恐る恐るゆっっくりとドアを開け、少し顔を出して中を見てみる。

するとそこには…………


「もうっ!!その巻で終わりにするって約束しましたよね!?これは絶対に渡しませんからね!!」

「ま、待ってくれメナちゃん!あと一巻!!あと一巻読んだらやるから!」

「ダメです、ちゃんと仕事してからにしてください!」

「いいとこなんだよすっごく!頼む!後生だから!!」


……床がたくさんのライトノベルで散らかりまくった部屋の中で、幼い少女(?)が走って逃げ回り、それを大人(?)の女性が追いかけ回すという、不思議な光景が広がっていた。


……えーっ…………と?何これ…………??


「いいじゃないかあと一巻くらい!」

「ダメです!ぜっっったいにあと一巻じゃすまないですから!これは渡せません!」


下手したら小学生くらいにも見える小さな女の子と、スタイルが良く身長の高い大人の女性。
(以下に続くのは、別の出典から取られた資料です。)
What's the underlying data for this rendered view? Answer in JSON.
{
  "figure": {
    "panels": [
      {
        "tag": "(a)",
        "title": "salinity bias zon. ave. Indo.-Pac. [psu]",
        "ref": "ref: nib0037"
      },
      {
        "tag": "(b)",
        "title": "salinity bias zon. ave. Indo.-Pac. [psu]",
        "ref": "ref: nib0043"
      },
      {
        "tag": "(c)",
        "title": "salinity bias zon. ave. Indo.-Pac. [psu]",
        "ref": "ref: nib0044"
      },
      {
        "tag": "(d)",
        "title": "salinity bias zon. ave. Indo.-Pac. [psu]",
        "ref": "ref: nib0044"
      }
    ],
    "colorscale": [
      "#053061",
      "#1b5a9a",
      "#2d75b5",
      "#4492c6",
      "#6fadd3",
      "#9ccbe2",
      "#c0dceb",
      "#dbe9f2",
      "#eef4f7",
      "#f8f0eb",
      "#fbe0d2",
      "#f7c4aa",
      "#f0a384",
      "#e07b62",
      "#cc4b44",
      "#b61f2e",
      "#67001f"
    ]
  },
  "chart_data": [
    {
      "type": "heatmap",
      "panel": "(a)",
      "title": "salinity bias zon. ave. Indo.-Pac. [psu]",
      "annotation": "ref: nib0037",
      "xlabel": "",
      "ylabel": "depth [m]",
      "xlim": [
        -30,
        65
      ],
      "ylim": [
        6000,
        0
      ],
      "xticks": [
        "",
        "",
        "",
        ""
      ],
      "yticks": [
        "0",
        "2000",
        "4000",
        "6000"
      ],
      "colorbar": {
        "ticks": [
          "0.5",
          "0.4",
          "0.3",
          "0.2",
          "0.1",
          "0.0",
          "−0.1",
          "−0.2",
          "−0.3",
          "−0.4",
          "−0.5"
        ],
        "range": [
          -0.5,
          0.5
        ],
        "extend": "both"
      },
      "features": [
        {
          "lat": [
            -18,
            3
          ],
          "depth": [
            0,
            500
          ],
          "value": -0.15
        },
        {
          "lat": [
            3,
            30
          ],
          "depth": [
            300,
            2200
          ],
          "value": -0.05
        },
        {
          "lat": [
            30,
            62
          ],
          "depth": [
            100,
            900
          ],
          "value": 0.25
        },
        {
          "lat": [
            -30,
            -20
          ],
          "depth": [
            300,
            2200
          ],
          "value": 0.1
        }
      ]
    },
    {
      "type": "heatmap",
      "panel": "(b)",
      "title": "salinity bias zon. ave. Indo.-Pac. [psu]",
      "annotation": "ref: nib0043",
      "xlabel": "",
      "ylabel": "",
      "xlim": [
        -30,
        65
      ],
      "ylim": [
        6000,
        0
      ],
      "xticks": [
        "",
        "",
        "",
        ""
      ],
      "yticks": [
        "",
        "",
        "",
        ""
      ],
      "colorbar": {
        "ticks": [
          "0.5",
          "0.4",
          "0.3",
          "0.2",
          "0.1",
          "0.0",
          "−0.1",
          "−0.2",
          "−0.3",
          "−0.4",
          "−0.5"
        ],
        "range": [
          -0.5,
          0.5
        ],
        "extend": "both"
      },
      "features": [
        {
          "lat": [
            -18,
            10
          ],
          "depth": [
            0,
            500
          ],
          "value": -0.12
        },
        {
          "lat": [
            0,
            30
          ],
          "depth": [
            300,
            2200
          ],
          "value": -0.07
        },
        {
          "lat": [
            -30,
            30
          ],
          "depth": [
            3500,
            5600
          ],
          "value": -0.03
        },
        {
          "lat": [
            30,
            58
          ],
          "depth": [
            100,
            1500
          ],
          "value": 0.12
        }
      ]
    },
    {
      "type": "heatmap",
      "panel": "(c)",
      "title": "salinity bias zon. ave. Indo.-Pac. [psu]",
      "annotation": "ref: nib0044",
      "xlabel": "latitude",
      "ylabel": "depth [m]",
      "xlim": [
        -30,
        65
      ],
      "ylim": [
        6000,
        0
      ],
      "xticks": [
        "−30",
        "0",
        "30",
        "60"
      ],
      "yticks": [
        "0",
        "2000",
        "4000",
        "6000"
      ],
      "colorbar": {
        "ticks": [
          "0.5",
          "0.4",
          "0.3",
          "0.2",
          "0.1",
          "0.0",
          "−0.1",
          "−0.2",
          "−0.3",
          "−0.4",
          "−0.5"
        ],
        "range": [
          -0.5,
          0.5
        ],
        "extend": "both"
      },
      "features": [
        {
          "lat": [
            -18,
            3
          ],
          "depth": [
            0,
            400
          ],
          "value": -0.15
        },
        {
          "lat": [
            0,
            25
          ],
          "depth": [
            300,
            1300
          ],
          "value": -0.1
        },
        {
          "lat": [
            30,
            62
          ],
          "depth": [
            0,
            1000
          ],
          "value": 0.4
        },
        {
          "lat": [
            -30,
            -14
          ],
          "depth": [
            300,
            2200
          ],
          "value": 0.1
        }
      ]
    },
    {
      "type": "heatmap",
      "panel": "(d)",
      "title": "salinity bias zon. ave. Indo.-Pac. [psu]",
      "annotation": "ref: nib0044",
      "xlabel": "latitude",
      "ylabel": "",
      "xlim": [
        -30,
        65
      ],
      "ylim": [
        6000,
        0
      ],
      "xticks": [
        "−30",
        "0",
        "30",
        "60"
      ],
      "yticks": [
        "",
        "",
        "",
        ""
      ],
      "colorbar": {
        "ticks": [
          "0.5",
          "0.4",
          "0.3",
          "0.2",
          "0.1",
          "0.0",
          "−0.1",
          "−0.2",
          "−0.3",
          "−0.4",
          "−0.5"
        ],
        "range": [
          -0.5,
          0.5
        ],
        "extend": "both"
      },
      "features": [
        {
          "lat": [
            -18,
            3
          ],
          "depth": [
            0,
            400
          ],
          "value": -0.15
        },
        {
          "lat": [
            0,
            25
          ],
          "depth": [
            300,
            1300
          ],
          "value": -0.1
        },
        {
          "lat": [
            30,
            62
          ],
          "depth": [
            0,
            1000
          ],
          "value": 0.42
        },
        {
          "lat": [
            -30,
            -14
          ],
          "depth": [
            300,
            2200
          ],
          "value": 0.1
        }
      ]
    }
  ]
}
そんな二人が、一冊のラノベを巡って追いかけっこをしている。


……自分で言ってても訳が分からない。

どういう状況??


―――――と、その時。

ふとお姉さんと目が合った。


「ん?あれっ!?」

「!??」


やばっ!??


…………あ、しまった。

びっくりして、ついドアを閉めてしまった。